2. A method according to claim 1, wherein the first coolant mixture includes at least ethane, propane, and butane.

3. A method according to claim 1, wherein the second coolant mixture includes at least methane, ethane, propane, and nitrogen and has a molecular weight between 22 and 27.

4. A method according to claim 1, wherein at least one of the external collant fluids is an available ambient fluid.

5. A method according to claim 1, wherein the first cooling cycle and the second cooling cycle are performed in a single exchange line having plate exchangers mounted in parallel.

6. A method according to claim 1, wherein in the first cooling cycle the natural gas is cooled to a temperature such as to balance the compression powers in the first and second cooling cycles and each of the first and second cooling cycles includes a compression step performed by identical gas turbines.

7. A according to claim 1, wherein the second coolant mixture is compressed at a pressure of between 3 and 7 MPa.

8. A method according to claim 1, wherein the second coolant mixture is evaporated at a first pressure level of between 0.1 and 0.3 MPa and at a second pressure level of between 0.3 and 1 MPa.

9. A method according to claim 1, wherein the second coolant mixture upon leaving the first cooling cycle has a condensed mole fraction of at least 90%.

10. A method according to claim 1, wherein the molar ratio between the second coolant mixture flow and the natural gas flow is less than 1.

11. A method according to claim 1, wherein in the first cooling cycle the natural gas is cooled to a temperature in the range of -40° to -70° C.

12. Apparatus for liquefying a natural gas, comprising:

means defining a first cooling zone, including a first precooling circuit having a first coolant mixture therein, to cool the natural gas down to a temperature at least as low as -30° C. and to at least partially condense a second coolant mixture;

means defining a second cooling zone, to cool the natural gas from said first cooling zone to a temperature at least as low as -140° C. by vaporization of the at least partially condensed second coolant mixture from said first cooling zone without phase separation;

means for expanding the natural gas cooled in said second cooling zone;

means for expanding the first and second coolant mixtures;

means for compressing the first and second coolant mixtures.

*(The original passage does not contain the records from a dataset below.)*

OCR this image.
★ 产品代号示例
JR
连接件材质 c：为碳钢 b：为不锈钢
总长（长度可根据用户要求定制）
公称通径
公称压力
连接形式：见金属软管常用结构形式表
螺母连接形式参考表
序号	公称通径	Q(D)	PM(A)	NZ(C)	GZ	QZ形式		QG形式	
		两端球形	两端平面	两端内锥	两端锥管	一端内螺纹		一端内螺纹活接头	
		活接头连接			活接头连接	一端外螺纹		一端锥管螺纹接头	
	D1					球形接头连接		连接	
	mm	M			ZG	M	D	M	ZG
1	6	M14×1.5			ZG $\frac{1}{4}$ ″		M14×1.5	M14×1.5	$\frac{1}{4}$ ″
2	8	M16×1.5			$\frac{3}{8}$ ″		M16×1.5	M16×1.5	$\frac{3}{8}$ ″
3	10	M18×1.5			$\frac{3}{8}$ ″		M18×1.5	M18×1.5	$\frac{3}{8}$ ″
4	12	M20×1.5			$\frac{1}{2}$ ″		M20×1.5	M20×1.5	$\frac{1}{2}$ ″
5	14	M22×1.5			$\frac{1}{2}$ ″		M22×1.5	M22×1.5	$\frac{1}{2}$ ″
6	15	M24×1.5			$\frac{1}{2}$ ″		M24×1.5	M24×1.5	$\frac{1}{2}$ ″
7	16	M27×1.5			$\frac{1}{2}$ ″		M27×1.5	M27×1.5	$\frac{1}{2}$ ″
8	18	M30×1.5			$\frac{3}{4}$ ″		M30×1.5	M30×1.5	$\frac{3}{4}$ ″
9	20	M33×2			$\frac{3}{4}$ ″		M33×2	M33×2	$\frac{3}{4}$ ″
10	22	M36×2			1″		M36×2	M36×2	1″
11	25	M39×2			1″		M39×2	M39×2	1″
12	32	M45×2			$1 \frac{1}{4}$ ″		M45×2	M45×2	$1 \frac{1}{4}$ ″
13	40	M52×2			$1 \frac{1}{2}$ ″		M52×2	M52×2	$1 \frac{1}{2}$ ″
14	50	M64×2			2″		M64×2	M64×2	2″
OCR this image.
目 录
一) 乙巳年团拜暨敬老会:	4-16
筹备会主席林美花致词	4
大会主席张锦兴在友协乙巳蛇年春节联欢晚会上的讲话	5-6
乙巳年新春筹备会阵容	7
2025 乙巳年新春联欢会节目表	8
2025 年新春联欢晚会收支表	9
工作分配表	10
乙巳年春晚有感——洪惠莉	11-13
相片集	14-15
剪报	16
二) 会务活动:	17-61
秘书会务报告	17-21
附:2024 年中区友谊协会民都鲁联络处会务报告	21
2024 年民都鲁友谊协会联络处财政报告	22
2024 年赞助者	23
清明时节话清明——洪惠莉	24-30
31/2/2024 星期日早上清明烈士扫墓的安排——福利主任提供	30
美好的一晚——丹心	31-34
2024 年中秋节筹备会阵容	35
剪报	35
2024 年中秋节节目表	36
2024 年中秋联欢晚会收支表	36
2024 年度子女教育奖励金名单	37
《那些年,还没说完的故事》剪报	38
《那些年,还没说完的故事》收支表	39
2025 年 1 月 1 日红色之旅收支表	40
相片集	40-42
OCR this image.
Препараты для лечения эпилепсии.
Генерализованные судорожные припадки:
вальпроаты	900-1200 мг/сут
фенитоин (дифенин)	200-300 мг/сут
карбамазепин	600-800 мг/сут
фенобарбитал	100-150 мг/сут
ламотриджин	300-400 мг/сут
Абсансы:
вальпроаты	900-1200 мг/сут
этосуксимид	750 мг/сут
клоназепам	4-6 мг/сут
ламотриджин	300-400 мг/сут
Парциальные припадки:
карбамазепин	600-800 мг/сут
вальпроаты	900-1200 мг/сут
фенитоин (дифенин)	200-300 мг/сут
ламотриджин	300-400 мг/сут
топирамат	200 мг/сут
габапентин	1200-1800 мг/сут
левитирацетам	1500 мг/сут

13. An apparatus according to claim 12, wherein said second cooling zone comprises a single exchange line having four independent passes, allowing passage of natural gas from said first cooling zone, the second coolant mixture, and fractions of said coolant mixture after expansion.

14. An apparatus according to claim 12, wherein said second cooling zone includes a heat exchange section including at least two successive sections and four exchange lines.

15. An apparatus according to claim 12, wherein said first and second cooling zones are built into a single exchange line.

16. Apparatus according to claim 12, wherein said first and said second cooling zones further include compression systems, and gas turbines for driving said compression systems.